I pleaded, begged, talked, demanded, asked, held on, tried, and finally gave up.
I wanted to make us work for our son. I wanted to make us work because I know what kind of man I know he will be someday. But the truth is that he isn't there yet. He isn't what I need him to be and he won't be probably for several years.
If you haven't figured it out yet...I broke up with PJ. The day before my birthday and 3 days before I year and 8 month anniversary. I feel absolutely crappy about it. I feel like I am letting Xadrian down.
I knew when we got together that we weren't a forever thing. Then we lasted and I thought maybe this will work out. Then stuff happened, he sent naked pictures to another chick, he kissed to different girls, he lied, and all the while I gave him chances. Lots and lots of chances. Because that is the type of person I am.
I know that PJ has had a rough life. I know that he hasn't had the life I had. I knew that he wasn't mature. But I thought when Xay was born that would change. I thought he would step up and take responsibility and that he would be what his son and I needed. He did get a job which I am still proud of him for keeping. As for taking responsibility...he doesn't have his priorities straight. It took me years and having a baby for me to get mine all lined out. But I dunno.

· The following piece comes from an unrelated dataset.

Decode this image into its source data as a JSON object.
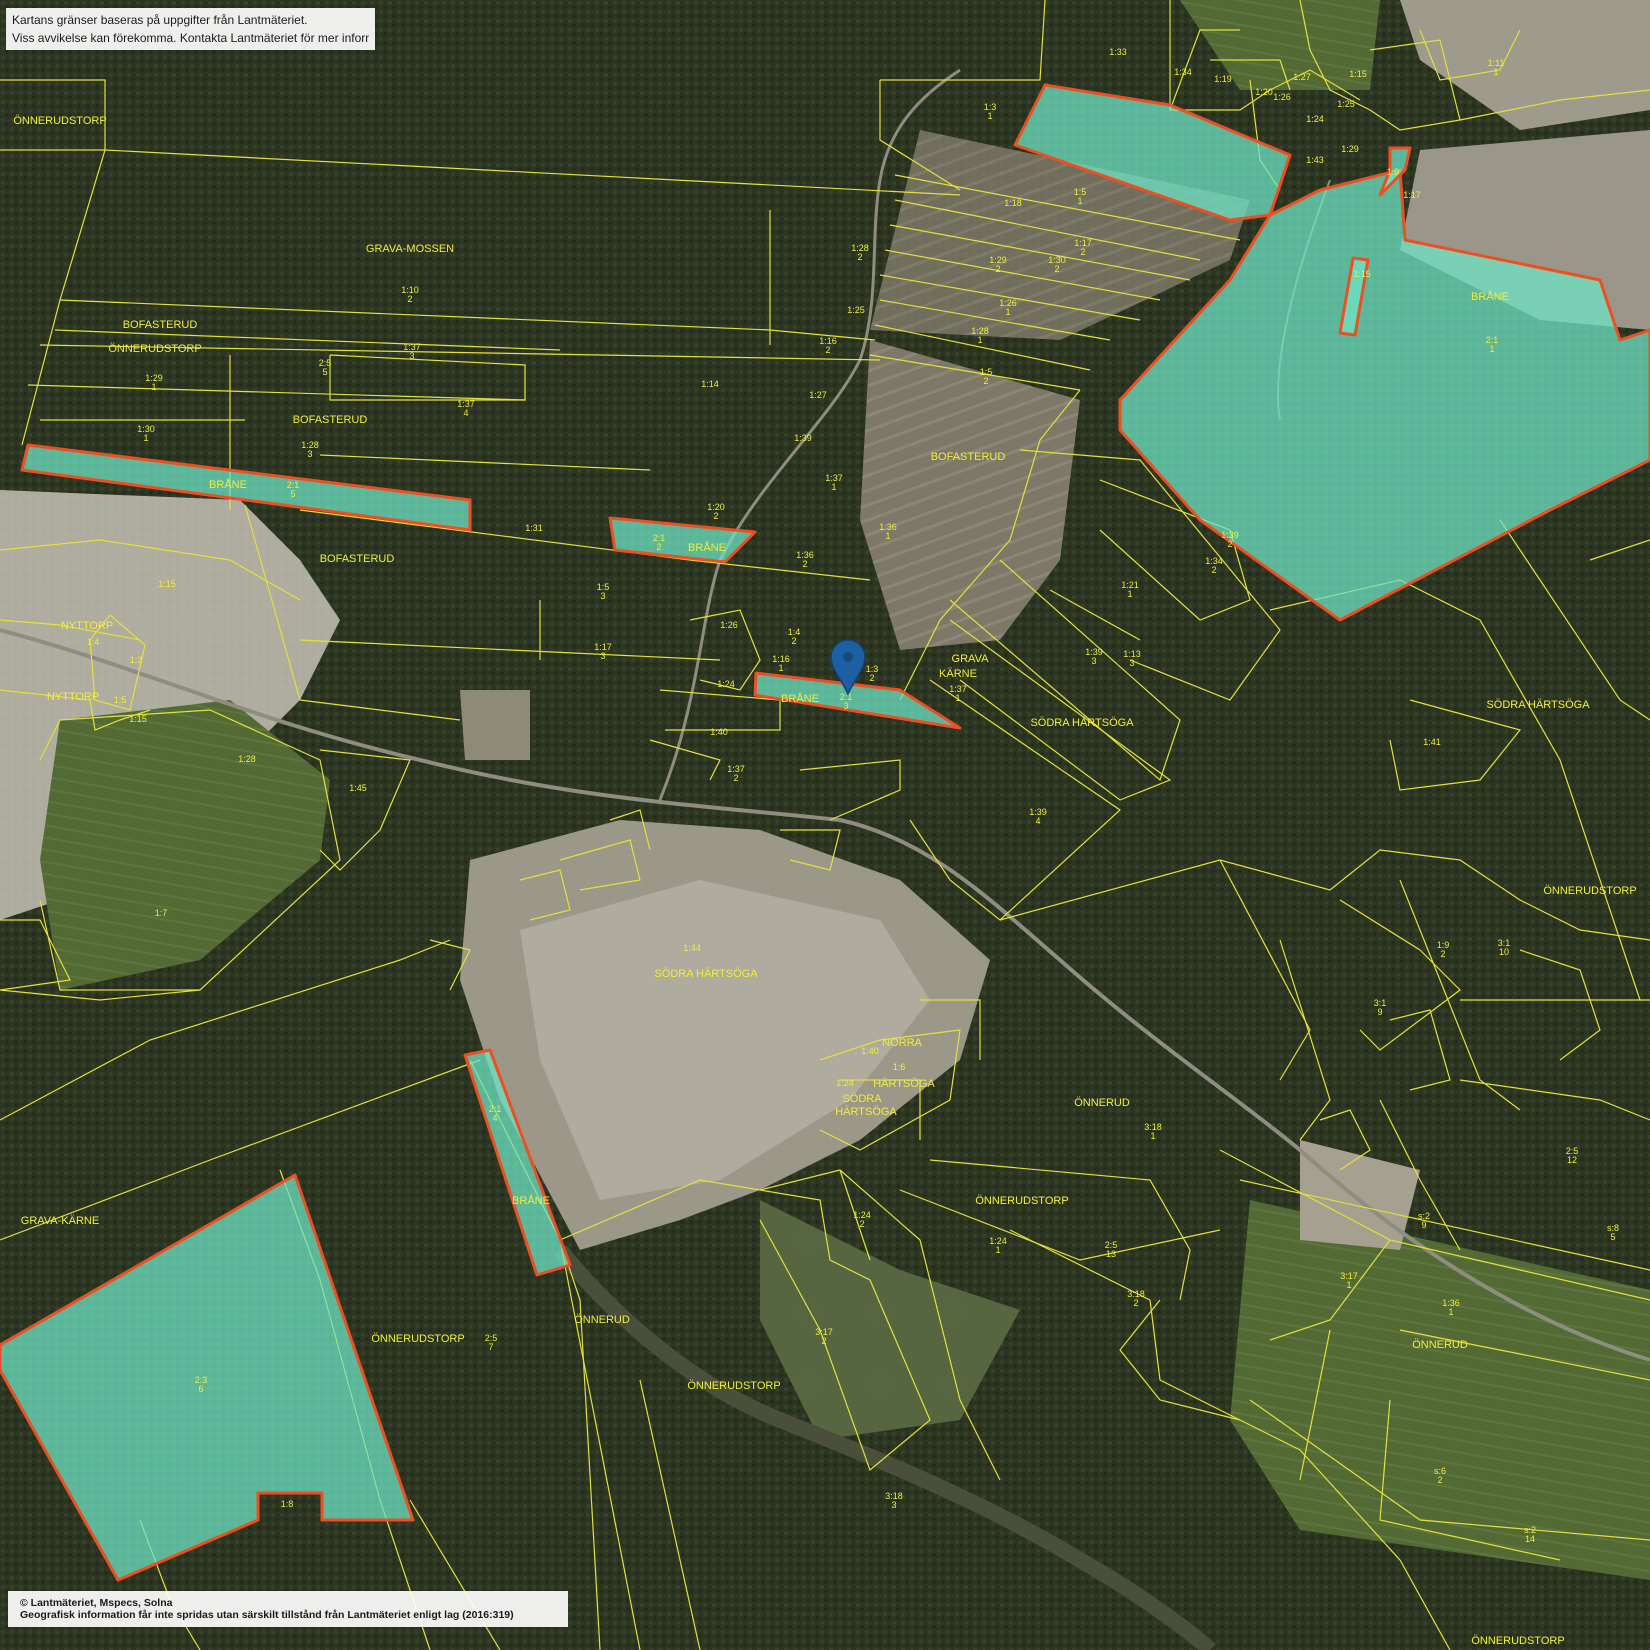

He asked me if I had someone else and I don't. I think that the best thing for me to do is stay single, finish college, and get my life together. I owe it to Xay to get my life straight before trying this whole relationship stuff again. As for PJ I told him when he showed me that he had grown up and was ready to take responsibility that we might try again. Do I have hope that it will happen any time soon? Not really but there is always a 50/50 chance.